Marcin Lijewski, wtedy kolega z drużyny Artura, a dziś trener kadry narodowej stwierdził potem, że ślepej kurze trafiło się ziarno. Siódmiak nie był bowiem wiodącym zawodnikiem w ataku.
- Dzięki temu golowi stałem się bardziej rozpoznawalny, ale przez wszystkie lata w kadrze osiągnąłem trochę więcej niż ta jedna bramka - śmieje się dziś 49-latek.
Widokówka z Pobierowa
Początki w sporcie Siódmiaka przypadły na trudny czas. Głęboki PRL, brak perspektyw i niewiele możliwości na konstruktywne spędzenie wolnego czasu.
- Kiedyś nie diagnozowano ADHD, a ja byłem niezwykle żywiołowym dzieckiem. Wychowałem się na typowym PRL-owskim blokowisku. Patola, alkohol, narkotyki. Ale nie takie jak dziś - były jakieś kleje itd. Sporo pokus. Byłem w grupie chłopaków, która musiała spożytkować swoją energię na etapie szkoły podstawowej. Rozboje, wcześnie pity alkohol, kradzieże, wiele głupich pomysłów. Na szczęście, na tym etapie mojego życia pojawił się sport - wspomina Siódmiak.
Lekcje zaczynały się o ósmej, ale wstawał wcześniej, aby stawić się na boisku i pograć w piłkę. Zajęcia kończył o piętnastej, ale poza domem pozostawał do dwudziestej - w tym czasie grał z kumplami. Z racji warunków fizycznych - był rosłym i dobrze zbudowanym chłopakiem - spróbował szczypiorniaka.
- Miałem różnych znajomych, ale to sport mnie ukształtował. Wolny czas spędzałem na treningach. Wszedłem w inną grupę znajomych, mieliśmy wspólny cel - tłumaczy autor pamiętnego gola.
Niestandardowe pomysły z głowy jednak nie wyparowały.
- Lubiłem słuchać cięższej muzyki, marzyłem o wyjeździe na festiwal do Jarocina. Ale wiedziałem, że mama w życiu mnie nie puści. Powiedziałem jej więc, że jadę do Pobierowa na wczasy. Na szczęście, w tym czasie był tam mój kolega, który za mnie wysłał kartkę do mamy: "Pozdrawiam serdecznie, Artur, kochany synuś". Poznała prawdę wiele lat później. Nie mogła uwierzyć. Powtarzała: "Przecież dostałam od ciebie kartkę z Pobierowa!" - szeroko uśmiecha się Siódmiak.
Proste marzenia
Skomplikowana przeszłość pozwoliła mu poznać trudne środowisko od środka. A potem wykorzystać tę wiedzę, aby pomóc innym, tak samo zagubionym jak on kiedyś.

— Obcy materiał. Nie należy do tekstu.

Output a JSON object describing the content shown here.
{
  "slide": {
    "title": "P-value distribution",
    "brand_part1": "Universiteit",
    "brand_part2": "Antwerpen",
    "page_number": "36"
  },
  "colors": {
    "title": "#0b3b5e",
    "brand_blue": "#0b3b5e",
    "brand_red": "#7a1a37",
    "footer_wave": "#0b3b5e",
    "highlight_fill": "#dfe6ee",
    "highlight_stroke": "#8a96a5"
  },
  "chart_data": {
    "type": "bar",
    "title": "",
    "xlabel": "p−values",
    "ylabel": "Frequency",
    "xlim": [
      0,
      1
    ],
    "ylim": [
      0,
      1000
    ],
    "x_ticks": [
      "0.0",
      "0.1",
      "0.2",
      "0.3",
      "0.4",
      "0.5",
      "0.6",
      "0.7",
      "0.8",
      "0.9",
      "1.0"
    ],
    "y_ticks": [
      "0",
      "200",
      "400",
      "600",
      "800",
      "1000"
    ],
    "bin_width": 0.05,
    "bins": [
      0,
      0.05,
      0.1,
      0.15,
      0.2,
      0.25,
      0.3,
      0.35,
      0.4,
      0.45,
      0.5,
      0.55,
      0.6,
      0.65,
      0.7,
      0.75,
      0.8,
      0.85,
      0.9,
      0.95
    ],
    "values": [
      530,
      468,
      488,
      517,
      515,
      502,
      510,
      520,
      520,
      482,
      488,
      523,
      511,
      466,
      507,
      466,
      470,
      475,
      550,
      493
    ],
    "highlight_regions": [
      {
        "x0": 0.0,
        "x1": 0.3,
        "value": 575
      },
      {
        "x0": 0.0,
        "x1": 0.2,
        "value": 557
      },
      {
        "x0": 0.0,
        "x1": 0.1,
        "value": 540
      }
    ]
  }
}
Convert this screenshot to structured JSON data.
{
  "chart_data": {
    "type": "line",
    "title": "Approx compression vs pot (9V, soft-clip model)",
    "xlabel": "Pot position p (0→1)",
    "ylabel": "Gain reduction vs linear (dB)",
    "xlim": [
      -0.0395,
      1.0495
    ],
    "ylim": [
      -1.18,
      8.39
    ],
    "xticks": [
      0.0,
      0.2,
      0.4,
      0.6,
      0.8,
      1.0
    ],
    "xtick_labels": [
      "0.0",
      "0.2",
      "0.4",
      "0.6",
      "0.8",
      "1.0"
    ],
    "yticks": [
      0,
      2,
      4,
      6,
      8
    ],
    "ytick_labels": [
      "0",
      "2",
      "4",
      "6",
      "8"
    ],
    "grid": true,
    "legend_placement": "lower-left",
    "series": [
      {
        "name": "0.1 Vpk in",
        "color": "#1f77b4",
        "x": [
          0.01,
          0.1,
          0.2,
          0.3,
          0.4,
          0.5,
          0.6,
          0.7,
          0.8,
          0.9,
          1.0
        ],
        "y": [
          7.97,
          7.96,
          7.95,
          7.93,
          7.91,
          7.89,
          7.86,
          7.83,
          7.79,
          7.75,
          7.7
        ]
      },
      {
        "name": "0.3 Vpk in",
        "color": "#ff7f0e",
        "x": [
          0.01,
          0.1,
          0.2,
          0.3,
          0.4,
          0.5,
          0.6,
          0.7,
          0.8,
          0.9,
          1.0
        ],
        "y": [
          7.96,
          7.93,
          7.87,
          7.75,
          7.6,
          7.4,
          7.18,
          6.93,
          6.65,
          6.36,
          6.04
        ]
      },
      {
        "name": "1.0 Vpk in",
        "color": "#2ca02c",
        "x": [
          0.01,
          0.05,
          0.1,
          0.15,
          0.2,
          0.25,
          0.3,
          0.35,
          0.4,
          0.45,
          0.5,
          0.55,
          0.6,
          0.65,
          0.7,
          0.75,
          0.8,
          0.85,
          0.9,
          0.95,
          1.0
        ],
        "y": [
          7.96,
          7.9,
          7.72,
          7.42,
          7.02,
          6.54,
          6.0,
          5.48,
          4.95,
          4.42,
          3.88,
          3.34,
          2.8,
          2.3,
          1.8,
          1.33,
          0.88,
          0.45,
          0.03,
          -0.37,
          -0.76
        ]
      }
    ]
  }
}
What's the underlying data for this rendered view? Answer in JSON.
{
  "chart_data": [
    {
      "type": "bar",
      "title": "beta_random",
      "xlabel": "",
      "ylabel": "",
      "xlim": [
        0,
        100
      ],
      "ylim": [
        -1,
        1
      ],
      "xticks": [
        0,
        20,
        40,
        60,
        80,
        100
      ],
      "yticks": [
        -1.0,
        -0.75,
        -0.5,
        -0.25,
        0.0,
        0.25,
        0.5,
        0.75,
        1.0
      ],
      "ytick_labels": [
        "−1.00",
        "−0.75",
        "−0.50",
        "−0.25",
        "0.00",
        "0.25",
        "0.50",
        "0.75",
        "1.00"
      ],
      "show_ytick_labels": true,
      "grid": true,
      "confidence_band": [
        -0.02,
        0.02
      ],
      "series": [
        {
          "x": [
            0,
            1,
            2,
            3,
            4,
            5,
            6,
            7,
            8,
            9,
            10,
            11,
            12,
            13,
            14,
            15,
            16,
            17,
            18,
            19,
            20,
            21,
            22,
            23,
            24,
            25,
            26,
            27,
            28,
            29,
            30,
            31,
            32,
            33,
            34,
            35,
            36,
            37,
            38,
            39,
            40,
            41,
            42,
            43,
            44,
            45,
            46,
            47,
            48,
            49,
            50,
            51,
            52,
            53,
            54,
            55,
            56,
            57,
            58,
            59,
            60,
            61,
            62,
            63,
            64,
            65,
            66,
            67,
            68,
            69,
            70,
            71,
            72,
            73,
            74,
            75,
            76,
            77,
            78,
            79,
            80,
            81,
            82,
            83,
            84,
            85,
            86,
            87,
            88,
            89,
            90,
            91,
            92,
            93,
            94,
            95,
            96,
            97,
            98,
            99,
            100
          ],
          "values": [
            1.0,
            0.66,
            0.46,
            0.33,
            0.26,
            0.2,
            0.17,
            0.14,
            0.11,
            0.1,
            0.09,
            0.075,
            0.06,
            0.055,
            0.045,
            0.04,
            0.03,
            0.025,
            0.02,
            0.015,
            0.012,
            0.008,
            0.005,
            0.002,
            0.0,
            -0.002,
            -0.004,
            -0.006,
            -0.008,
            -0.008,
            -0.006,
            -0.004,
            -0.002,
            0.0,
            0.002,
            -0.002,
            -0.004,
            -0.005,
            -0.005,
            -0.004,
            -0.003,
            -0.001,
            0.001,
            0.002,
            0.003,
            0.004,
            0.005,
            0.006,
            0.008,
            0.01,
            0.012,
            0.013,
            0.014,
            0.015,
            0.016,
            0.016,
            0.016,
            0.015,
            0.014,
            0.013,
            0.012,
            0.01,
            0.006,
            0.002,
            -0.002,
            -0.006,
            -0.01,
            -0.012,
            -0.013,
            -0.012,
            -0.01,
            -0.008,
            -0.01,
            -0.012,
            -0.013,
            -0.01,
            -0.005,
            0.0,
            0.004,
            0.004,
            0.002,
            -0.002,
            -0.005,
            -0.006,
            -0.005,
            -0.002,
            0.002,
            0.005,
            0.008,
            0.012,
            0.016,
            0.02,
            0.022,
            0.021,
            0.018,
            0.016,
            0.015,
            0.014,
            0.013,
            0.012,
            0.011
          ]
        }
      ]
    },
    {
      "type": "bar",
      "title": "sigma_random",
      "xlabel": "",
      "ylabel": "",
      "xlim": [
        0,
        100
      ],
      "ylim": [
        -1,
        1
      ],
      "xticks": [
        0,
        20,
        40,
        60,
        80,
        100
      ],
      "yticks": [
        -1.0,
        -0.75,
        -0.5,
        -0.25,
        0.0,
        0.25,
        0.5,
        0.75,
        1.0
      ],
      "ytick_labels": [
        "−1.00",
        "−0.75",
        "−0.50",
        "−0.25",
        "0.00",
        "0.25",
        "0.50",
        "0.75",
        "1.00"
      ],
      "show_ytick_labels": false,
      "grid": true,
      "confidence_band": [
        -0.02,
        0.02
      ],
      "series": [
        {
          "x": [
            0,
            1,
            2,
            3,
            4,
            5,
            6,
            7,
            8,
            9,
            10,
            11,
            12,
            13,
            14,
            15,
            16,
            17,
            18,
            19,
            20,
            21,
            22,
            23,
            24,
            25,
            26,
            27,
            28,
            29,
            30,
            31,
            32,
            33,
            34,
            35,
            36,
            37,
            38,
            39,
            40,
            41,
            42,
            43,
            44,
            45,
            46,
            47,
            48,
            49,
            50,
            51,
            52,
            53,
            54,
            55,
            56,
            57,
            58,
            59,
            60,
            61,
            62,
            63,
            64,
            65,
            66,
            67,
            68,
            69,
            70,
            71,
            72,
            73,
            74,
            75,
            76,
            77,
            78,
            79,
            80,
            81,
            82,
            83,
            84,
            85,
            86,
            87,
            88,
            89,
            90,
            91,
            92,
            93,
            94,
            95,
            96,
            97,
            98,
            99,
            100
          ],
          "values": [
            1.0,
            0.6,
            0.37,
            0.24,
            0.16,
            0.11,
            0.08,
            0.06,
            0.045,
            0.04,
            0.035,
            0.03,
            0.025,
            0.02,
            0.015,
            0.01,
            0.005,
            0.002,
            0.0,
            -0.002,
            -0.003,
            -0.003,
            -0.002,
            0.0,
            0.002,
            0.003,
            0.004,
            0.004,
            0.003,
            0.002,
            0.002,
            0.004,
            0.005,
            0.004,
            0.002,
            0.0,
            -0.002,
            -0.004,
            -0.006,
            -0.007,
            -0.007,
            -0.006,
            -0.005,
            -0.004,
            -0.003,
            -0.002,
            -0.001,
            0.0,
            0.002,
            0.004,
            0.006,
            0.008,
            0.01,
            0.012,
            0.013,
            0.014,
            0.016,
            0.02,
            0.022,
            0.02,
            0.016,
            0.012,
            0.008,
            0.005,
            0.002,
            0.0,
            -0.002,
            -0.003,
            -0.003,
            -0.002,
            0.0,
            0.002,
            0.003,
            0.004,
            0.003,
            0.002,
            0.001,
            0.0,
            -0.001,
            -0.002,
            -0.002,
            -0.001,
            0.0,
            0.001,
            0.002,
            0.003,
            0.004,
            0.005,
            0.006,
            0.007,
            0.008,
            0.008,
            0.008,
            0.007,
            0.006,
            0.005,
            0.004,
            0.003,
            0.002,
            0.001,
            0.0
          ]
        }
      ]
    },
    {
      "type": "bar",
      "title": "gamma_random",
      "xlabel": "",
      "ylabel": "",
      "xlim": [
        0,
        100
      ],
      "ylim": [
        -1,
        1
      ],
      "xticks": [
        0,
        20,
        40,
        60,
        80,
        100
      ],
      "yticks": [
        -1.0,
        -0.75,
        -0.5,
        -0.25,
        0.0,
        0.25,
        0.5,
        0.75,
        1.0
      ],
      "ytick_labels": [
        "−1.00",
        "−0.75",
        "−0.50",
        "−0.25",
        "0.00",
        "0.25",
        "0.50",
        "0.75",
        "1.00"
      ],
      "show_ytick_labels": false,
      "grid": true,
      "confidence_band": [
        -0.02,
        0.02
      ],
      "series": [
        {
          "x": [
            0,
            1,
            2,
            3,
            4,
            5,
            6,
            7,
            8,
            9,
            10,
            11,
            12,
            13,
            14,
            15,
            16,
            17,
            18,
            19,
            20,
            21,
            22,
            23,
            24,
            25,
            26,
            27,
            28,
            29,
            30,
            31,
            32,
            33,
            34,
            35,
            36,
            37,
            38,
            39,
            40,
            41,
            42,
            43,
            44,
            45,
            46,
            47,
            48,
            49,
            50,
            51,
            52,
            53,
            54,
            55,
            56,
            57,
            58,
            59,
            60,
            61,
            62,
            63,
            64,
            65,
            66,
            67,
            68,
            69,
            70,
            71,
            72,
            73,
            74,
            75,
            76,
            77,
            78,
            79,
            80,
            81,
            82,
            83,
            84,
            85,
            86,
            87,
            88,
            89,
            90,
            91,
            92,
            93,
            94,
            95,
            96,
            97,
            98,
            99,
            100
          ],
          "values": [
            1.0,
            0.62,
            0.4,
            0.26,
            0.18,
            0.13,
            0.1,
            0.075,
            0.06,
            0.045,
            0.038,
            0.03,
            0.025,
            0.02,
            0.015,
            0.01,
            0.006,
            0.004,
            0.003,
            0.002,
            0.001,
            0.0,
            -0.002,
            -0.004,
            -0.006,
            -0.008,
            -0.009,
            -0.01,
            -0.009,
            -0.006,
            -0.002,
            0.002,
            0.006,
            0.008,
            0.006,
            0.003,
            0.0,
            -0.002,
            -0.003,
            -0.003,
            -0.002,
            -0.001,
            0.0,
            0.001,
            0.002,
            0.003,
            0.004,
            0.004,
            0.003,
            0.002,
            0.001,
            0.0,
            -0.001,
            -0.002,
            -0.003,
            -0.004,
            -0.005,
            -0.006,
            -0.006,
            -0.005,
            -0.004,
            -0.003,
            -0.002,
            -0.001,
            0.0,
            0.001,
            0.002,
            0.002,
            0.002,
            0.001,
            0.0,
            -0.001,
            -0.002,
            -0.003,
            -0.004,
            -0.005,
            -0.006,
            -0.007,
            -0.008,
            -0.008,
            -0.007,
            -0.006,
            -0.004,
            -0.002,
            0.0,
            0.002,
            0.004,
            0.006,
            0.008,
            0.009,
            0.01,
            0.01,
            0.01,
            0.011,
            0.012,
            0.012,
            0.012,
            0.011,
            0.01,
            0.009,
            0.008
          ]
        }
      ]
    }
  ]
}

- Z naszym stowarzyszeniem szkolimy w zakresie piłki ręcznej, propagujemy sportowy styl życia. Organizujemy eventy w małych miejscowościach - zaznacza. - Niektórzy obierają tę ścieżkę i kontynuują treningi. Inni po prostu przeżywają fajną przygodę. Kiedy nie ma celu w życiu, pojawiają się dziwne pomysły. Sport jest doskonałą alternatywą.
Od siedmiu lat Siódmiak i jego współpracownicy odwiedzają także zakłady poprawcze. Były reprezentant Polski zaprasza aktorów, ludzi znanych z telewizji, aby spotykali się z młodymi ludźmi i opowiadali o swoich historiach. Jak twierdzi, najważniejsze rozmowy odbywają się po oficjalnych spotkaniach. Wtedy pomoc jest jeszcze efektywniejsza.
- Nie jestem idealistą i wiem, że nie da się wszystkich w stu procentach zresocjalizować. Potrzeba wsparcia, mądrych wyborów. 50 procent młodzieży w takich miejscach to wychowankowie domów dziecka. Państwo wciąż nie pomaga im dostatecznie, dlatego mam plan stworzyć ośrodek, do którego będą trafiać po odbyciu kary. Przy wsparciu ministerstwa, mam nadzieję, młodzi ludzie, którzy nie mają gdzie się podziać, mogliby skończyć edukację, przejść szkolenia zawodowe. My czasem nie zwracamy uwagi, jak to istotne sprawy, ale ta młodzież często ma proste marzenia: poczucie bezpieczeństwa i bliska osoba chętna, aby pomóc - wyjaśnia były szczypiornista.
Moloteka
Poza działalnością w stowarzyszeniu Siódmiak miał kilka pomysłów na prowadzenie biznesu. Dwa świetnie wypaliły. Choć początki nie były obiecujące.
W czasie studiów przyszły kadrowicz jeździł żółtym maluchem do Niemiec i sprzedawał papierosy. W międzyczasie w domowych (akademikowych) warunkach produkował wódkę.
- Mieszałem spirytusy, robiłem przepalanki. Trochę nauczyłem się tego od ojca. Czasem, kiedy wyjeżdżałem na mecz, ktoś brał butelki i zostawiał pieniądze. Trudno to nazwać działalnością zarobkową, ale czasem koledzy posiłkowali się moimi produktami. Na studiach człowiek wszystkiego próbował - mówi Siódmiak.
Dziś prowadzi Molotekę i stekhouse. Z tym pierwszym wiążą się imprezy sportowe, do tego beachbar, imprezy muzyczne, strefy kibica.
- I to jest stricte biznesowy projekt z miastem Gdańsk. Stworzyliśmy jedyny w Polsce, a może i w Europie, obiekt tak kompleksowo wyposażony w infrastrukturę sportową i kulturalną. Steakhouse to natomiast miejsce, które prowadzę od kilku lat na Kaszubach. Promując go, nie bazuję na swoim nazwisku - podkreśla Siódmiak. - Jestem z tych projektów bardzo dumny.